La technologie de lecture d'émotions pourrait bientôt être utilisée par la police après qu'une entreprise russe a créé un outil capable d'identifier les personnes dans une foule et de dire si elles sont en colère, stressées ou nerveuses.

Le logiciel, créé par NTechLab, peut surveiller les citoyens pour tout comportement suspect en suivant leur identité, leur âge, leur sexe et leur état émotionnel actuel. Il pourrait être utilisé pour arrêter de manière préventive les criminels et les terroristes potentiels.
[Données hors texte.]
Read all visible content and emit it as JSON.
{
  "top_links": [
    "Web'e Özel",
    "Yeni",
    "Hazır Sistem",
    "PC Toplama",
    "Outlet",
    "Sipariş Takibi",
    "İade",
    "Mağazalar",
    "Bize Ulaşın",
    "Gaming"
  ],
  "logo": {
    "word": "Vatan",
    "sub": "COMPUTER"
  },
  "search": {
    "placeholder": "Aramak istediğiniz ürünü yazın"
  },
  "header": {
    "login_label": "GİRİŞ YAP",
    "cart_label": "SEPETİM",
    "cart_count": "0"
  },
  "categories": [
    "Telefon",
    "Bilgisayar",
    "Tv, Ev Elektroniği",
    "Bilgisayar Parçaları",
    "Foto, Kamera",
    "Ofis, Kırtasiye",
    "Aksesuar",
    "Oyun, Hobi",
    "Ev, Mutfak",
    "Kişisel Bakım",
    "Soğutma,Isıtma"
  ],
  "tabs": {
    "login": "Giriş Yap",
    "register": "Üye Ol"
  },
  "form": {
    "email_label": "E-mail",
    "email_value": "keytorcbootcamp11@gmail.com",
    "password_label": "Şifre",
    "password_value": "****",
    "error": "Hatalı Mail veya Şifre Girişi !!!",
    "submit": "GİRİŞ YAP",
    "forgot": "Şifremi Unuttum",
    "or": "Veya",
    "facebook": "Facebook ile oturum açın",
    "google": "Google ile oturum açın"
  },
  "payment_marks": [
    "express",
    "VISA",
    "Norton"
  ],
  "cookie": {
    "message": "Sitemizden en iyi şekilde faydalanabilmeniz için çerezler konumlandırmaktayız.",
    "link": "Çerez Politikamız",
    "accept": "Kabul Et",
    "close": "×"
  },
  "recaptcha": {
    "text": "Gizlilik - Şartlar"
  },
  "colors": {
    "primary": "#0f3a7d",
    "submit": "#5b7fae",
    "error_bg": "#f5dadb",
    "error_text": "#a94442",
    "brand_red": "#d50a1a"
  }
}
«La reconnaissance donne un nouveau niveau de sécurité dans la rue car en quelques secondes, vous pouvez identifier des terroristes ou des criminels ou des assassins», a déclaré Alexander Kabakov, directeur général de NTechLab.
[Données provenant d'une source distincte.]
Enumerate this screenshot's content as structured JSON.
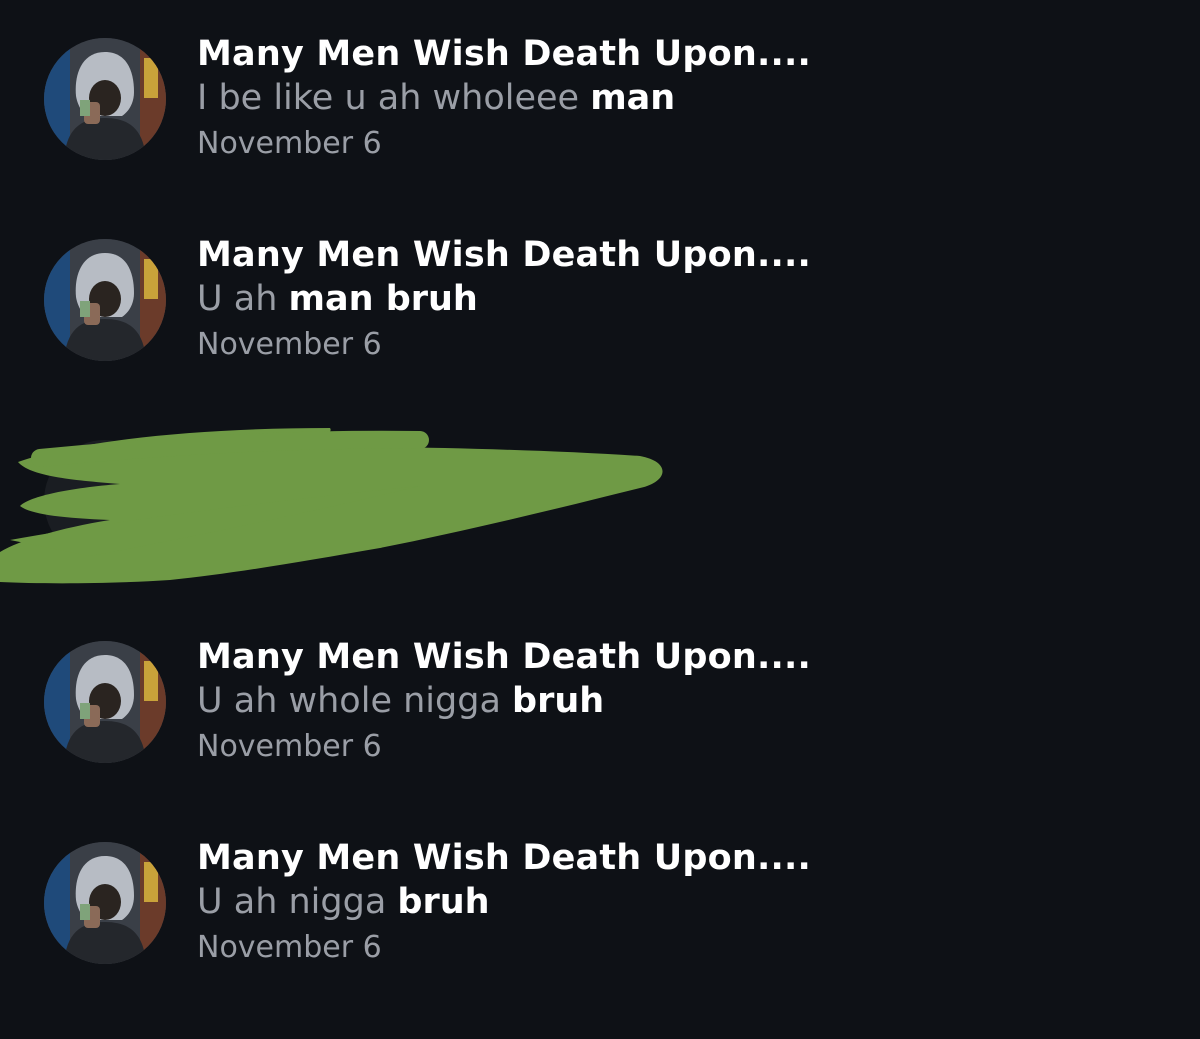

L'outil de reconnaissance des émotions est une nouvelle partie du logiciel de reconnaissance faciale de NTechLab, qui a fait les gros titres l'année dernière lorsqu'il a été utilisé pour alimenter le FindFace application qui peut traquer n'importe qui sur le réseau social russe VKontakte à partir d'une photo.

L'application d'identification prétend avoir reconnecté des amis et des membres de la famille perdus depuis longtemps, tout en aidant la police à résoudre deux cas non résolus et à identifier des criminels.
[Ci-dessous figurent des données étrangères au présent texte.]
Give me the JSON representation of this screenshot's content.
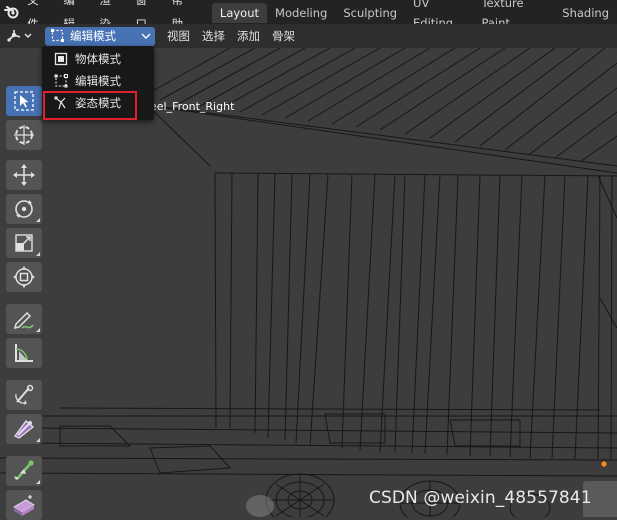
{
  "topbar": {
    "menus": [
      "文件",
      "编辑",
      "渲染",
      "窗口",
      "帮助"
    ],
    "workspace_tabs": [
      "Layout",
      "Modeling",
      "Sculpting",
      "UV Editing",
      "Texture Paint",
      "Shading"
    ],
    "active_tab": "Layout"
  },
  "header": {
    "editor_type_icon": "3d-viewport-icon",
    "mode_select": "编辑模式",
    "menus": [
      "视图",
      "选择",
      "添加",
      "骨架"
    ]
  },
  "mode_dropdown": {
    "items": [
      {
        "label": "物体模式",
        "icon": "object-mode-icon"
      },
      {
        "label": "编辑模式",
        "icon": "edit-mode-icon"
      },
      {
        "label": "姿态模式",
        "icon": "pose-mode-icon"
      }
    ],
    "highlighted": "姿态模式"
  },
  "viewport": {
    "object_name": "eel_Front_Right"
  },
  "toolbar": {
    "tools": [
      "select-box-icon",
      "cursor-icon",
      "move-icon",
      "rotate-icon",
      "scale-icon",
      "transform-icon",
      "annotate-icon",
      "measure-icon",
      "bone-roll-icon",
      "bone-size-icon",
      "extrude-icon",
      "shear-icon"
    ]
  },
  "colors": {
    "accent": "#4772b3",
    "highlight_box": "#e0202a",
    "topbar_bg": "#232323",
    "viewport_bg": "#3d3d3d"
  },
  "watermark": "CSDN @weixin_48557841"
}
ADding l'élément émotion, qui a un taux de précision de plus de 94 pour cent selon la société, pourrait donner au logiciel des capacités de lutte contre la criminalité en temps réel.

NTechLab conserve une aura de secret autour de ses clients, qui comprennent des sociétés de sécurité et des commerces de détail. Mais il travaillerait avec le gouvernement de la ville de Moscou pour ajouter le logiciel de reconnaissance aux 150,000 XNUMX caméras de vidéosurveillance de la capitale.

L'entreprise a refusé de dire où la technologie est appliquée. «Le cas d'utilisation mentionné concerne généralement les caméras de vidéosurveillance et il n'y a rien de confirmé avec Moscou», dit-il.

Kabakov a déclaré qu'il ne voyait aucun problème de confidentialité résultant de la technologie car elle sera ajoutée aux systèmes de sécurité et caméras existants.